Carolina, nascida no Rio de Janeiro, criada entre
Petrópolis e os Estados Unidos, é biógrafa do pai, e teve essa biografia, a sua primeira
incursão nas letras, distinguida com o prêmio de Ensaio da Casa de Machado de
Assis em 1928. Talvez a discrição da sua vida, não se tendo casado nem tido filhos,
dedicando-se integralmente à escrita e à tradução, a tenha mantido longe das vistas
do público. Não fosse a relevância da sua obra, de onde se destacam os romances A
Sucessora, de 1934, e Chama e Cinzas, de 1947. Ambos tendo como protagonistas figuras
femininas bem construídas.
No primeiro, Carolina conta a história de Marina, moça criada na fazenda que
se casa com um viúvo e vê a sua vida assombrada pela onipresente memória da antecessora.
No segundo, a história de Nica, uma das filhas de um viúvo falido, que organiza noites
de carteado na residência da família e acaba se casando com um banqueiro
amigo. Em ambos os livros, Carolina Nabuco discute o papel da mulher na sociedade
contemporânea à escrita. Ambos inspiraram adaptações televisivas bem-sucedidas.
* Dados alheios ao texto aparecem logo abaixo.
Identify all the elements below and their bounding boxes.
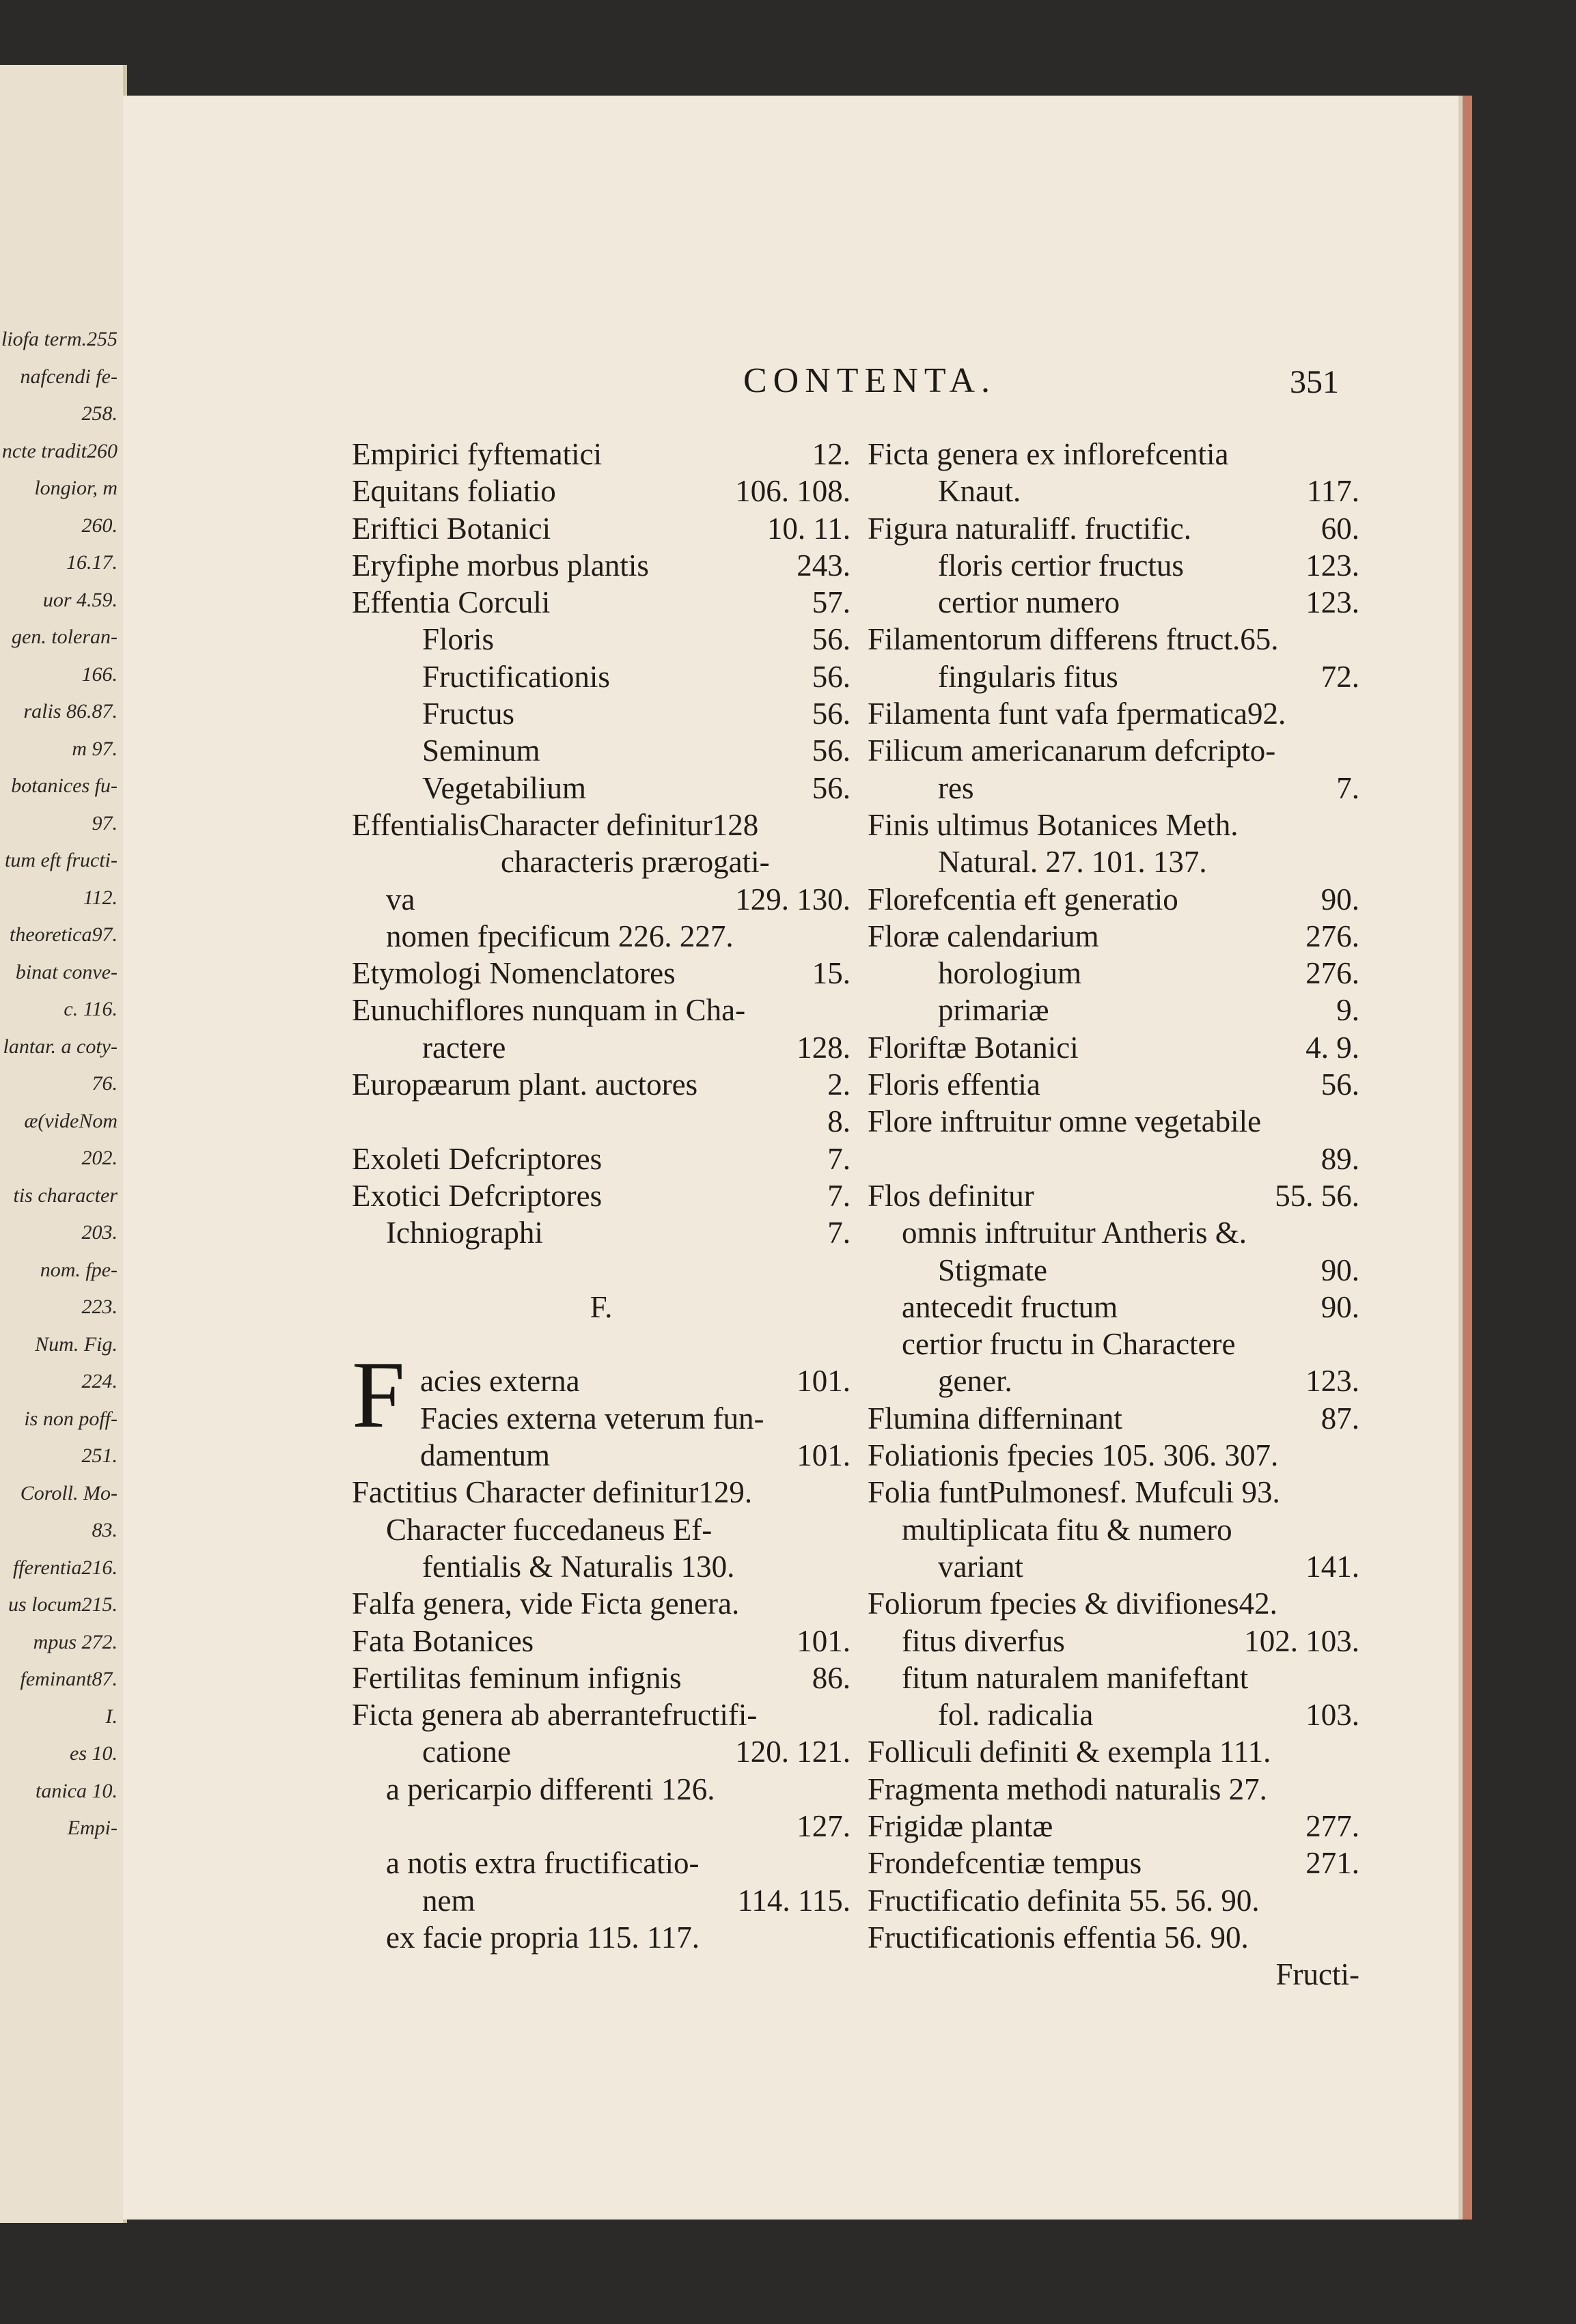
page-title: CONTENTA.: [743, 361, 997, 400]
entry-text: Fructificationis: [422, 659, 610, 694]
index-entry: [352, 1474, 851, 1511]
index-entry: [868, 1660, 1359, 1696]
entry-text: Ficta genera ab aberrantefructifi-: [352, 1698, 758, 1733]
index-entry: [868, 1623, 1359, 1660]
entry-text: variant: [938, 1549, 1023, 1584]
entry-text: Eunuchiflores nunquam in Cha-: [352, 993, 746, 1028]
entry-text: ex facie propria 115. 117.: [386, 1920, 700, 1955]
left-page-fragment: c. 116.: [64, 998, 117, 1020]
left-page-fragment: 166.: [81, 662, 117, 686]
entry-page-ref: 56.: [812, 697, 851, 731]
entry-text: characteris prærogati-: [501, 845, 770, 880]
entry-page-ref: 127.: [797, 1808, 851, 1843]
index-entry: [868, 1177, 1359, 1214]
index-entry: [352, 1696, 851, 1733]
entry-page-ref: 102. 103.: [1244, 1623, 1359, 1658]
index-entry: [352, 843, 851, 880]
entry-text: multiplicata fitu & numero: [902, 1512, 1232, 1547]
entry-text: Eryfiphe morbus plantis: [352, 548, 649, 583]
left-page-fragment: Empi-: [67, 1817, 117, 1839]
entry-text: Flumina differninant: [868, 1401, 1122, 1436]
entry-text: Effentia Corculi: [352, 585, 551, 620]
left-page-fragment: tis character: [13, 1184, 117, 1207]
index-entry: [352, 1771, 851, 1808]
index-entry: [868, 807, 1359, 843]
entry-page-ref: 271.: [1305, 1846, 1359, 1881]
entry-text: Frondefcentiæ tempus: [868, 1846, 1142, 1881]
index-entry: [868, 1326, 1359, 1362]
left-page-fragment: Coroll. Mo-: [20, 1481, 117, 1504]
entry-text: fentialis & Naturalis 130.: [422, 1549, 735, 1584]
entry-text: Fertilitas feminum infignis: [352, 1660, 682, 1695]
entry-page-ref: 7.: [1336, 770, 1359, 805]
index-entry: [868, 1214, 1359, 1251]
left-page-fragment: 97.: [92, 811, 117, 835]
entry-text: Character fuccedaneus Ef-: [386, 1512, 713, 1547]
index-entry: [352, 1845, 851, 1881]
entry-page-ref: 2.: [827, 1067, 851, 1102]
index-entry: [352, 1140, 851, 1177]
entry-text: res: [938, 770, 974, 805]
entry-page-ref: 10. 11.: [766, 511, 851, 546]
index-entry: [868, 1511, 1359, 1548]
entry-page-ref: 103.: [1305, 1698, 1359, 1733]
left-page-fragment: ralis 86.87.: [23, 700, 117, 723]
index-entry: [868, 1548, 1359, 1585]
index-entry: [868, 584, 1359, 621]
entry-text: Floriftæ Botanici: [868, 1030, 1079, 1065]
index-entry: [352, 1437, 851, 1474]
index-entry: [352, 992, 851, 1028]
index-entry: [352, 1808, 851, 1845]
index-entry: [352, 1660, 851, 1696]
entry-text: Facies externa veterum fun-: [420, 1401, 764, 1436]
entry-text: EffentialisCharacter definitur128: [352, 807, 759, 842]
left-page-fragment: 203.: [81, 1221, 117, 1244]
index-entry: [352, 1919, 851, 1956]
index-entry: [352, 1252, 851, 1289]
index-entry: [868, 770, 1359, 807]
entry-page-ref: 101.: [797, 1438, 851, 1473]
index-entry: [868, 621, 1359, 658]
entry-page-ref: 123.: [1305, 585, 1359, 620]
index-entry: [352, 584, 851, 621]
entry-text: Exotici Defcriptores: [352, 1178, 603, 1213]
entry-page-ref: 129. 130.: [735, 882, 851, 916]
index-entry: [868, 1733, 1359, 1770]
entry-page-ref: 12.: [812, 437, 851, 471]
index-entry: [868, 1140, 1359, 1177]
index-entry: [352, 918, 851, 955]
entry-text: Exoleti Defcriptores: [352, 1141, 603, 1176]
entry-page-ref: 57.: [812, 585, 851, 620]
entry-page-ref: 90.: [1321, 1252, 1359, 1287]
left-page-fragment: 112.: [83, 886, 117, 909]
entry-page-ref: 86.: [812, 1660, 851, 1695]
index-entry: [352, 1362, 851, 1399]
index-entry: [868, 1066, 1359, 1103]
entry-text: va: [386, 882, 415, 916]
left-page-fragment: fferentia216.: [12, 1556, 117, 1579]
entry-text: Fructificatio definita 55. 56. 90.: [868, 1883, 1260, 1918]
index-entry: [868, 510, 1359, 547]
left-page-fragment: 202.: [81, 1147, 117, 1169]
entry-text: certior numero: [938, 585, 1120, 620]
entry-text: Empirici fyftematici: [352, 437, 603, 471]
entry-page-ref: 101.: [797, 1364, 851, 1399]
entry-page-ref: 89.: [1321, 1141, 1359, 1176]
entry-page-ref: 8.: [827, 1104, 851, 1139]
left-page-fragment: us locum215.: [8, 1593, 117, 1616]
index-entry: [352, 1326, 851, 1362]
left-page-fragment: 16.17.: [66, 551, 117, 574]
index-entry: [352, 881, 851, 918]
entry-text: Fragmenta methodi naturalis 27.: [868, 1772, 1267, 1806]
entry-text: Ichniographi: [386, 1216, 543, 1250]
index-entry: [868, 1585, 1359, 1622]
index-entry: [352, 1882, 851, 1919]
entry-page-ref: 243.: [797, 548, 851, 583]
entry-text: damentum: [420, 1438, 550, 1473]
entry-text: Filamenta funt vafa fpermatica92.: [868, 697, 1286, 731]
entry-text: a pericarpio differenti 126.: [386, 1772, 715, 1806]
entry-text: horologium: [938, 956, 1081, 991]
entry-page-ref: 101.: [797, 1623, 851, 1658]
left-page-fragment: 83.: [92, 1519, 117, 1541]
left-page-fragment: mpus 272.: [33, 1630, 117, 1653]
left-page-fragment: binat conve-: [15, 960, 117, 983]
entry-page-ref: 56.: [812, 659, 851, 694]
index-entry: [868, 1400, 1359, 1437]
entry-page-ref: 7.: [827, 1141, 851, 1176]
entry-text: Flos definitur: [868, 1178, 1034, 1213]
entry-text: a notis extra fructificatio-: [386, 1846, 700, 1881]
entry-text: Folliculi definiti & exempla 111.: [868, 1735, 1271, 1769]
entry-text: Natural. 27. 101. 137.: [938, 845, 1207, 880]
entry-text: Vegetabilium: [422, 770, 586, 805]
entry-text: fitum naturalem manifeftant: [902, 1660, 1249, 1695]
entry-page-ref: 55. 56.: [1275, 1178, 1359, 1213]
entry-text: Frigidæ plantæ: [868, 1808, 1053, 1843]
entry-page-ref: 9.: [1336, 993, 1359, 1028]
entry-text: Filicum americanarum defcripto-: [868, 733, 1276, 768]
entry-text: Ficta genera ex inflorefcentia: [868, 437, 1229, 471]
index-entry: [868, 732, 1359, 769]
entry-page-ref: 90.: [1321, 882, 1359, 916]
index-entry: [352, 436, 851, 473]
left-page-fragment: gen. toleran-: [12, 626, 117, 648]
entry-page-ref: 72.: [1321, 659, 1359, 694]
entry-text: acies externa: [420, 1364, 580, 1399]
left-page-margin: [0, 65, 127, 2223]
entry-page-ref: 56.: [812, 770, 851, 805]
index-entry: [352, 658, 851, 695]
index-entry: [352, 1103, 851, 1140]
entry-text: Floris effentia: [868, 1067, 1040, 1102]
entry-text: Fructificationis effentia 56. 90.: [868, 1920, 1249, 1955]
section-letter: F.: [590, 1289, 613, 1324]
entry-text: Floris: [422, 622, 495, 657]
left-page-fragment: tanica 10.: [36, 1779, 117, 1802]
entry-text: Foliationis fpecies 105. 306. 307.: [868, 1438, 1279, 1473]
entry-page-ref: 141.: [1305, 1549, 1359, 1584]
entry-page-ref: 120. 121.: [735, 1735, 851, 1769]
entry-page-ref: 117.: [1306, 474, 1359, 509]
index-entry: [352, 807, 851, 843]
entry-text: certior fructu in Charactere: [902, 1327, 1236, 1362]
entry-page-ref: 276.: [1305, 919, 1359, 953]
entry-text: Seminum: [422, 733, 540, 768]
left-page-fragment: lantar. a coty-: [3, 1035, 117, 1058]
entry-text: Fata Botanices: [352, 1623, 534, 1658]
index-entry: [868, 1029, 1359, 1066]
left-page-fragment: nafcendi fe-: [20, 365, 117, 388]
drop-capital: F: [352, 1342, 405, 1448]
entry-page-ref: 56.: [1321, 1067, 1359, 1102]
entry-page-ref: 87.: [1321, 1401, 1359, 1436]
index-entry: [352, 1733, 851, 1770]
index-entry: [868, 1919, 1359, 1956]
entry-text: antecedit fructum: [902, 1289, 1118, 1324]
index-entry: [352, 1066, 851, 1103]
index-entry: [352, 770, 851, 807]
left-page-fragment: theoretica97.: [9, 923, 117, 946]
left-page-fragment: m 97.: [72, 737, 117, 760]
book-page: [123, 96, 1472, 2220]
index-entry: [868, 695, 1359, 732]
left-page-fragment: 223.: [81, 1296, 117, 1318]
left-page-fragment: Num. Fig.: [35, 1332, 117, 1356]
index-entry: [352, 621, 851, 658]
entry-text: floris certior fructus: [938, 548, 1184, 583]
index-entry: [352, 1177, 851, 1214]
left-page-fragment: es 10.: [70, 1742, 117, 1765]
index-entry: [868, 1956, 1359, 1993]
entry-page-ref: 114. 115.: [737, 1883, 851, 1918]
left-page-fragment: 251.: [81, 1444, 117, 1467]
entry-page-ref: 106. 108.: [735, 474, 851, 509]
entry-text: ractere: [422, 1030, 506, 1065]
index-entry: [868, 1252, 1359, 1289]
entry-text: Europæarum plant. auctores: [352, 1067, 698, 1102]
index-entry: [868, 436, 1359, 473]
entry-page-ref: 4. 9.: [1305, 1030, 1359, 1065]
left-page-fragment: feminant87.: [20, 1668, 117, 1690]
index-entry: [868, 1696, 1359, 1733]
entry-page-ref: 15.: [812, 956, 851, 991]
entry-page-ref: 123.: [1305, 548, 1359, 583]
left-page-fragment: nom. fpe-: [40, 1258, 117, 1281]
index-entry: [352, 1214, 851, 1251]
left-page-fragment: longior, m: [34, 477, 117, 499]
entry-text: omnis inftruitur Antheris &.: [902, 1216, 1247, 1250]
entry-page-ref: 60.: [1321, 511, 1359, 546]
left-page-fragment: 260.: [81, 514, 117, 537]
index-column-left: [352, 436, 851, 1956]
entry-page-ref: 128.: [797, 1030, 851, 1065]
page-number: 351: [1290, 364, 1339, 400]
index-entry: [868, 843, 1359, 880]
entry-page-ref: 56.: [812, 622, 851, 657]
left-page-fragment: 76.: [92, 1072, 117, 1095]
entry-text: Stigmate: [938, 1252, 1047, 1287]
entry-page-ref: 276.: [1305, 956, 1359, 991]
entry-text: Flore inftruitur omne vegetabile: [868, 1104, 1262, 1139]
index-entry: [868, 992, 1359, 1028]
index-entry: [868, 1808, 1359, 1845]
entry-text: nem: [422, 1883, 475, 1918]
index-entry: [352, 547, 851, 584]
index-entry: [868, 1474, 1359, 1511]
index-entry: [352, 695, 851, 732]
left-page-fragment: tum eft fructi-: [5, 849, 117, 871]
index-entry: [868, 1771, 1359, 1808]
index-entry: [868, 881, 1359, 918]
index-entry: [352, 1623, 851, 1660]
index-entry: [352, 1400, 851, 1437]
left-page-fragment: ncte tradit260: [1, 439, 117, 462]
entry-text: Falfa genera, vide Ficta genera.: [352, 1586, 740, 1621]
index-entry: [868, 955, 1359, 992]
entry-text: Equitans foliatio: [352, 474, 556, 509]
entry-page-ref: 277.: [1305, 1808, 1359, 1843]
entry-text: Factitius Character definitur129.: [352, 1475, 753, 1510]
left-page-fragment: botanices fu-: [11, 774, 117, 797]
entry-text: Eriftici Botanici: [352, 511, 551, 546]
index-entry: [352, 1585, 851, 1622]
entry-text: Filamentorum differens ftruct.65.: [868, 622, 1279, 657]
entry-text: fingularis fitus: [938, 659, 1118, 694]
index-entry: [352, 1548, 851, 1585]
left-page-fragment: 224.: [81, 1370, 117, 1392]
left-page-fragment: I.: [105, 1705, 117, 1728]
index-entry: [352, 732, 851, 769]
left-page-fragment: uor 4.59.: [42, 588, 117, 611]
entry-text: catione: [422, 1735, 511, 1769]
entry-text: Floræ calendarium: [868, 919, 1099, 953]
left-page-fragment: æ(videNom: [24, 1109, 117, 1132]
index-entry: [868, 547, 1359, 584]
index-entry: [868, 473, 1359, 509]
index-entry: [868, 1882, 1359, 1919]
entry-text: fol. radicalia: [938, 1698, 1094, 1733]
entry-text: Foliorum fpecies & divifiones42.: [868, 1586, 1277, 1621]
entry-page-ref: 90.: [1321, 1289, 1359, 1324]
entry-text: Florefcentia eft generatio: [868, 882, 1178, 916]
left-page-fragment: 258.: [81, 402, 117, 425]
index-column-right: [868, 436, 1359, 1993]
entry-text: Etymologi Nomenclatores: [352, 956, 676, 991]
left-page-fragment: is non poff-: [24, 1407, 117, 1430]
entry-text: Fructus: [422, 697, 514, 731]
index-entry: [352, 473, 851, 509]
entry-text: nomen fpecificum 226. 227.: [386, 919, 734, 953]
left-page-fragment: liofa term.255: [1, 328, 117, 350]
index-entry: [868, 1437, 1359, 1474]
index-entry: [352, 955, 851, 992]
index-entry: [352, 1029, 851, 1066]
index-entry: [352, 1511, 851, 1548]
catchword: Fructi-: [1275, 1957, 1359, 1992]
entry-text: Knaut.: [938, 474, 1021, 509]
running-header: [123, 361, 1472, 402]
entry-text: primariæ: [938, 993, 1049, 1028]
entry-page-ref: 7.: [827, 1216, 851, 1250]
entry-text: gener.: [938, 1364, 1012, 1399]
index-entry: [868, 658, 1359, 695]
index-entry: [868, 1289, 1359, 1326]
index-entry: [868, 1362, 1359, 1399]
entry-text: fitus diverfus: [902, 1623, 1065, 1658]
entry-text: Finis ultimus Botanices Meth.: [868, 807, 1239, 842]
index-entry: [868, 1103, 1359, 1140]
entry-page-ref: 7.: [827, 1178, 851, 1213]
entry-page-ref: 56.: [812, 733, 851, 768]
entry-text: Figura naturaliff. fructific.: [868, 511, 1191, 546]
index-entry: [868, 918, 1359, 955]
index-entry: [868, 1845, 1359, 1881]
index-entry: [352, 510, 851, 547]
entry-text: Folia funtPulmonesf. Mufculi 93.: [868, 1475, 1280, 1510]
entry-page-ref: 123.: [1305, 1364, 1359, 1399]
Para atiçar ainda mais o interesse sobre a autora, A Sucessora foi envolvido
numa celeuma literária que acabou não indo adiante. À época da publicação, Carolina
traduziu a obra para o inglês, enviando-o a uma agência literária de Nova York e s
olicitando que fossem contatados agentes no Reino Unido. Nada aconteceu. Anos depois,
lendo o romance Rebecca, da inglesa Daphne du Maurier, e enxergando semelhanças
entre as duas tramas, indagou do seu agente sobre os contatos na Inglaterra, vindo-lhe
resposta negativa. Os fatos repercutiram por aqui. Por ocasião do lançamento no Brasil
do filme Rebecca, de Alfred Hitchcock, baseado no livro de Maurier, foi procurada para
fazer um acordo com os produtores, o que recusou. Sobre o assunto, restaram somente
dúvidas.
Ambos os títulos de Nabuco foram relançados pela editora Instante, e certamente
a recolocarão na posição que merece dentre as grandes autoras de língua portuguesa.